When Chris Cabot ’97 took the assignment to launch Value Retail China, a new venture of Value Retail, he had nearly ten years experience working across a half dozen countries in Europe as the chief operating officer of the company. Value Retail specializes in the development and management of luxury outlet shopping “villages,” targeting European gateway locations such as London, Paris, Barcelona, Madrid, and Milan. At this point in his career, the role as president of Value Retail China could’ve seemed like just moving into one more market: Take what’s worked before and do it again.

But Cabot knew better than to make assumptions about China. He has learned that in international business, knowledge in one place often equals ignorance in another. “The key trait you need as a leader and an employee is humility—to understand that you’re going to need to adapt,” he said. “When we walk into a market we assume we know absolutely nothing. We listen.”

This spring, the company opened its first outlet village in Suzhou, a city near Shanghai with a population of roughly 10 million. Cabot said that the location was chosen after an extensive search. Value Retail’s strategy has been to build its outlet shopping villages outside major tourist cities, aiming to attract fashion-conscious buyers without encroaching on the flagship stores of the brands it sells. Suzhou is a 20-minute train ride from Shanghai, one of the most visited cities in China. “It fits perfectly into our core business strategy,” Cabot said. “We’re confident in this location. It is by a lake called the Yangcheng, which is famous for the hairy crab, a delicacy throughout Asia.”

Entering a new market is always a learning experience for Cabot. One of his first tasks is to master the differences in culture. Cabot has many stories about encountering unexpected cultural difficulties—and the need to adapt to them. “In Barcelona, we had these beautiful trees, but it turned out that in Spain they were associated with death. So we had to pull them all out. We could’ve charged ahead and stuck to our plan, but we adapted.”
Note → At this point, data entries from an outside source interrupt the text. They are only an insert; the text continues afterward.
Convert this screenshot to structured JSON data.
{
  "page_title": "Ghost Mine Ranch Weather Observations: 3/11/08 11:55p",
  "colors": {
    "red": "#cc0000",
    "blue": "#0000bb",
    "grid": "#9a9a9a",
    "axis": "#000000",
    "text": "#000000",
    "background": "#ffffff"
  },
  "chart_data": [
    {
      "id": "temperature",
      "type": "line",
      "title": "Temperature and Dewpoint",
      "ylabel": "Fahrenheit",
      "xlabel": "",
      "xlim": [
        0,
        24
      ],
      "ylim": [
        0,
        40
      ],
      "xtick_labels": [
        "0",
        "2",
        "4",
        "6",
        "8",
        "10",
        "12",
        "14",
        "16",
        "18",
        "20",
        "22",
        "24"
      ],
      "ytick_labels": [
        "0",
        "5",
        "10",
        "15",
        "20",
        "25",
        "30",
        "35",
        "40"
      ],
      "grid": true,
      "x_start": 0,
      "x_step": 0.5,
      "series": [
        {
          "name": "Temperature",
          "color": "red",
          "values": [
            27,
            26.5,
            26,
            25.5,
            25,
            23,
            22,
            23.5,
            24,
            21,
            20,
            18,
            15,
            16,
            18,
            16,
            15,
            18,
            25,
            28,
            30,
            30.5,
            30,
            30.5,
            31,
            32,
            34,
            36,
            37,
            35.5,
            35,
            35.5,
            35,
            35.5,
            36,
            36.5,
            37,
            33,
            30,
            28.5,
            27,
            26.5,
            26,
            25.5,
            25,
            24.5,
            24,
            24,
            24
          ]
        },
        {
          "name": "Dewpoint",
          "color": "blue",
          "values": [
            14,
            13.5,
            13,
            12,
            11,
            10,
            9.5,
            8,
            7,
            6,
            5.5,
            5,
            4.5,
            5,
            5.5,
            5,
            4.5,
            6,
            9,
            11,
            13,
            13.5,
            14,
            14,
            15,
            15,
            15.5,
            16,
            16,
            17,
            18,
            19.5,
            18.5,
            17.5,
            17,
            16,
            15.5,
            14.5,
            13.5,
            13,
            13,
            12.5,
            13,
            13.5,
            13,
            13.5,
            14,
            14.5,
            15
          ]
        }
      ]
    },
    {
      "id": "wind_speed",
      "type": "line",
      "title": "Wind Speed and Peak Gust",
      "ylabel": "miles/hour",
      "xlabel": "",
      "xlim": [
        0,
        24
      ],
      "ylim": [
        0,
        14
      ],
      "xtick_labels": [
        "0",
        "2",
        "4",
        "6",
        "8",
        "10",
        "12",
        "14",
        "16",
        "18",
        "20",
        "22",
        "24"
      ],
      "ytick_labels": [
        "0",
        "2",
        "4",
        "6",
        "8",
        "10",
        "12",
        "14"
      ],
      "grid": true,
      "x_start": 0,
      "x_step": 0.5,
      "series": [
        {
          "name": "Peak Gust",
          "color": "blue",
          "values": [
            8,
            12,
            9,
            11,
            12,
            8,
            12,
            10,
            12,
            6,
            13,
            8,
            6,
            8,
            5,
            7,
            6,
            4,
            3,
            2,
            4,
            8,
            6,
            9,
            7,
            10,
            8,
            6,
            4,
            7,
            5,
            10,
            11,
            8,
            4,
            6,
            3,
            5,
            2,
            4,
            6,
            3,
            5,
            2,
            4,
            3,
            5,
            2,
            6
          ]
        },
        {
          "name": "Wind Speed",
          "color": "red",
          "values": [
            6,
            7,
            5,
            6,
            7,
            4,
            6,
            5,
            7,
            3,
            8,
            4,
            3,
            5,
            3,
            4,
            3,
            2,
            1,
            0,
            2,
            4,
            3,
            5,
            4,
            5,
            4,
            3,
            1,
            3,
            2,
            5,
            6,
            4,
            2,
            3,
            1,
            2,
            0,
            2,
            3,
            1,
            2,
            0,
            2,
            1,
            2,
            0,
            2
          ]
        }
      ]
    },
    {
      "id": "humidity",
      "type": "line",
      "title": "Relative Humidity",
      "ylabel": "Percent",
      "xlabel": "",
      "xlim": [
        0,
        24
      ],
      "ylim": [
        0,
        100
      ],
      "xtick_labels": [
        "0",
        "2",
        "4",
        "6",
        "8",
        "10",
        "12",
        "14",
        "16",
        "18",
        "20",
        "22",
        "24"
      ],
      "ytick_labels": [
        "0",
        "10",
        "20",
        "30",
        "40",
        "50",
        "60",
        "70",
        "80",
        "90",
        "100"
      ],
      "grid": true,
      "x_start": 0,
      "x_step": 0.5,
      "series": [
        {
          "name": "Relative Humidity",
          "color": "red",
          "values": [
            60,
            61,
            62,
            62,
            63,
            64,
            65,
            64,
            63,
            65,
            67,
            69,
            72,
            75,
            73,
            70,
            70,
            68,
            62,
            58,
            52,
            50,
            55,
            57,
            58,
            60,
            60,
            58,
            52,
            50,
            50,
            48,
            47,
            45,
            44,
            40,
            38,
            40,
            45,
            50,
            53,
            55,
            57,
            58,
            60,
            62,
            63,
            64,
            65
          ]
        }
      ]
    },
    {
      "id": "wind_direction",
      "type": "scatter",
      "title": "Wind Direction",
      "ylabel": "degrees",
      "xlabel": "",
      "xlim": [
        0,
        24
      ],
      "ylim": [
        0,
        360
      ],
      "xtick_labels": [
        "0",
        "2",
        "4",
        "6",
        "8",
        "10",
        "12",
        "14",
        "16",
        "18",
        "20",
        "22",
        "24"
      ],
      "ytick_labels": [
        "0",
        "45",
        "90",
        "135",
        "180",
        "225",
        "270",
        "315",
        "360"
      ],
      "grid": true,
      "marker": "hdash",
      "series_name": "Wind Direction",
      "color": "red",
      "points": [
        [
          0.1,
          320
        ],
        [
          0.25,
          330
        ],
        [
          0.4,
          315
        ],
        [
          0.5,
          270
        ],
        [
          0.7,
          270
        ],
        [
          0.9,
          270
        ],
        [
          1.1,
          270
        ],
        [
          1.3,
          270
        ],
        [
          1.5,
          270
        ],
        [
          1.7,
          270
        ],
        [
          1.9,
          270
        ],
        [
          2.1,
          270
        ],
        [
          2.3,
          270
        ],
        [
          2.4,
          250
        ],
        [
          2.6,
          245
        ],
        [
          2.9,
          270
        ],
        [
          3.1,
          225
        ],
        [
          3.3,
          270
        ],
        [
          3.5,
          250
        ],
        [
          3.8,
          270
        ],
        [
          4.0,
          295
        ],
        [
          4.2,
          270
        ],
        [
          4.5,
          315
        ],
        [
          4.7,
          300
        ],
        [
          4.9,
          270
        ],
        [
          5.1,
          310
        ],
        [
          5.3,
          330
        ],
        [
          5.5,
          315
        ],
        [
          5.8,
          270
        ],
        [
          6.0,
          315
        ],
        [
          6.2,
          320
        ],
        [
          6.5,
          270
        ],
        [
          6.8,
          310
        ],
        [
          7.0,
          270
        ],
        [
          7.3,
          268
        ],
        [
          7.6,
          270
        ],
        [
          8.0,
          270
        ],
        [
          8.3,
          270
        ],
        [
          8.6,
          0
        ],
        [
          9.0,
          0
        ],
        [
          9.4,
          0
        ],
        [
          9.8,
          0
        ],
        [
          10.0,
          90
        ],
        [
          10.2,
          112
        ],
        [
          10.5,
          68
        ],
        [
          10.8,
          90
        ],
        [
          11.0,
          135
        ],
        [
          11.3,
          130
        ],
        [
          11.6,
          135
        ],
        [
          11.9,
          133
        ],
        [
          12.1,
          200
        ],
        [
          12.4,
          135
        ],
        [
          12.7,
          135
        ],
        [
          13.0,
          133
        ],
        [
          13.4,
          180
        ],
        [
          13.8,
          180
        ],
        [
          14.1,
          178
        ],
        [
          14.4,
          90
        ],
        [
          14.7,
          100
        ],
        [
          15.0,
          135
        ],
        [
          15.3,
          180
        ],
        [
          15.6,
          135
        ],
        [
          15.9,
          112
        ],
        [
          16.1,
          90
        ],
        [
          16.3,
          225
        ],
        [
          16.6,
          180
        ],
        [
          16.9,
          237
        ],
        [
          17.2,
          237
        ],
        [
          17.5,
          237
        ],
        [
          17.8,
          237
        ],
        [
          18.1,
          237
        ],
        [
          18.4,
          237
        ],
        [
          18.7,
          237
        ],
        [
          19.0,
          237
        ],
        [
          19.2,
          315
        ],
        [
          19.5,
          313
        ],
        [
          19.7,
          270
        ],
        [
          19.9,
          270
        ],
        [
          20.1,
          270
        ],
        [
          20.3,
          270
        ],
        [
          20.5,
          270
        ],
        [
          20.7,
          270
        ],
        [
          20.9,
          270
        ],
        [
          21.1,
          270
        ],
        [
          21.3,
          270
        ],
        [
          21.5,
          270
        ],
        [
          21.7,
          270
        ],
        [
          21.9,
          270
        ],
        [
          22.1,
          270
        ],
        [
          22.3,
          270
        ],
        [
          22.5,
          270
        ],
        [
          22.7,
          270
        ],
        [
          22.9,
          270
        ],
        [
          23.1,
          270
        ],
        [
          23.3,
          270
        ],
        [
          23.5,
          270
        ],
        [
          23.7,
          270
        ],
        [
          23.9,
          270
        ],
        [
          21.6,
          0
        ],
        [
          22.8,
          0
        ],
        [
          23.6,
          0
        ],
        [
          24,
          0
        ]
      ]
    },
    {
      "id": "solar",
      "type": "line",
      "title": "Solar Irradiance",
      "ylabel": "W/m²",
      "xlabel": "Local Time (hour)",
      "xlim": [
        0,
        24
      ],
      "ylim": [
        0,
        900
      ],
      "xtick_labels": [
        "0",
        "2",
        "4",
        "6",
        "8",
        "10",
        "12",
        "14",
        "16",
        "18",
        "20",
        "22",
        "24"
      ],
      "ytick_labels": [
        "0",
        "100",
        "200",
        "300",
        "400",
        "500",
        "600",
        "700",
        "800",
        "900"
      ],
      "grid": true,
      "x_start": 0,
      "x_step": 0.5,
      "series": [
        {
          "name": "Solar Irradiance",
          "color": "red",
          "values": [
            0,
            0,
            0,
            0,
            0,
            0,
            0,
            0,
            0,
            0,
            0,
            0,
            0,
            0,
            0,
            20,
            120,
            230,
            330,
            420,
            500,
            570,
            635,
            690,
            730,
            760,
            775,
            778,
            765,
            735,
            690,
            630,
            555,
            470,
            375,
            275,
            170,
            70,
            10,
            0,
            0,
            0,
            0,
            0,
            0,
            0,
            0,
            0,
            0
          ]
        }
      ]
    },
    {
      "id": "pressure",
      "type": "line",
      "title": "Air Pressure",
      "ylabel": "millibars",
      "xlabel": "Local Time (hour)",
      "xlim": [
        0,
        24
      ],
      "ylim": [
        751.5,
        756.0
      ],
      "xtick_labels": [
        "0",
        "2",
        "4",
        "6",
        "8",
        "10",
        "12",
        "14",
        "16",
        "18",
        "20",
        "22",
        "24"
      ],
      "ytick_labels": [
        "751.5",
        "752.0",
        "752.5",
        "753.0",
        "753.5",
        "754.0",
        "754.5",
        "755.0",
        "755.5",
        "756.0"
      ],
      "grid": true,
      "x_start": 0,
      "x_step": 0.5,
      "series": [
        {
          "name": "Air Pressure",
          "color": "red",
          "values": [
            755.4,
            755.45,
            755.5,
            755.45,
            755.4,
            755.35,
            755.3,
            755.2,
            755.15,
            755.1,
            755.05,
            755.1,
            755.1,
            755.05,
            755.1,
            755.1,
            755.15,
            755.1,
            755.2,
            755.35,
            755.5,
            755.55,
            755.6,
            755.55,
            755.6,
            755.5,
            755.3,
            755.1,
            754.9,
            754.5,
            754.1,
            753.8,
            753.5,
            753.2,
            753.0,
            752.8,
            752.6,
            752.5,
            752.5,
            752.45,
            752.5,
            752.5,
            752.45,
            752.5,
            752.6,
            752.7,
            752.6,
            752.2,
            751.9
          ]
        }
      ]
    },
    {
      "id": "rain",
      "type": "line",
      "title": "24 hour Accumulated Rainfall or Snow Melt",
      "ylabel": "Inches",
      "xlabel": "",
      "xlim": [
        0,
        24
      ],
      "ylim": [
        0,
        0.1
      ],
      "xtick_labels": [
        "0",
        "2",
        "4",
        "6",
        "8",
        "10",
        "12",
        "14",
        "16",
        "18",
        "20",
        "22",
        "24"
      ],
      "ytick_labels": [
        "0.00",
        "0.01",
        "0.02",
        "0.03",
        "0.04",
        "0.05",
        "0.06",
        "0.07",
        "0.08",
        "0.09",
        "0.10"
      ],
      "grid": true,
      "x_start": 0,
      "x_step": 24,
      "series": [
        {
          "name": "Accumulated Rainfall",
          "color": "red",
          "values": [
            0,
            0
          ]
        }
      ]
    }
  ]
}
The company has also had to adapt is to changes in its customers. For a long time, the dominant consumer was a European woman who otherwise shopped full price in Europe’s gateway cities. Chances were good that if she shopped at the village outside London, she was English. Over the last decade or so, the woman who shops the leading international fashion and luxury brands in Europe’s capital cites has become more and more likely to come from Asia, Russia or the Middle East, shopping while on a trip. Within that group, Chinese have become dominant. This sparked the company’s decision to look at expansion into China.

Even while Chinese customers have been ascendant, they have been changing. Cabot noted a transformation in just the last several years that has played a major role in determining how Value Retail would enter China. As consumers in a developing country become more affluent, he said, they move up what is called the “luxury curve.”At first, they buy products that signal their increasing wealth, such as a t-shirt that says Dolce & Gabbana. As they become richer, their purchases become more sophisticated and subtler, with less obvious branding. Eventually, they graduate to custom-made couture. “This has happened incredibly quickly in China,” said Cabot. “This is my ninth country and the pace has been staggering.”

Cabot stresses the importance of finding a local partner to help understand and advise the company in China. It’s a strategy that Value Retail has employed in other markets, finding that there’s no better way to understand a new culture than to work with those who know it intimately. “It can be incredibly difficult to get a handle on the national and local political situations,” he said. “Your partner should know how to get things done. They should also be able to help you understand the shadings of the business climate. In business there is black and white, and there is gray. Your partner needs to be able to tell you that no, you’re not in gray, but in black. It’s an incredibly important thing to do.”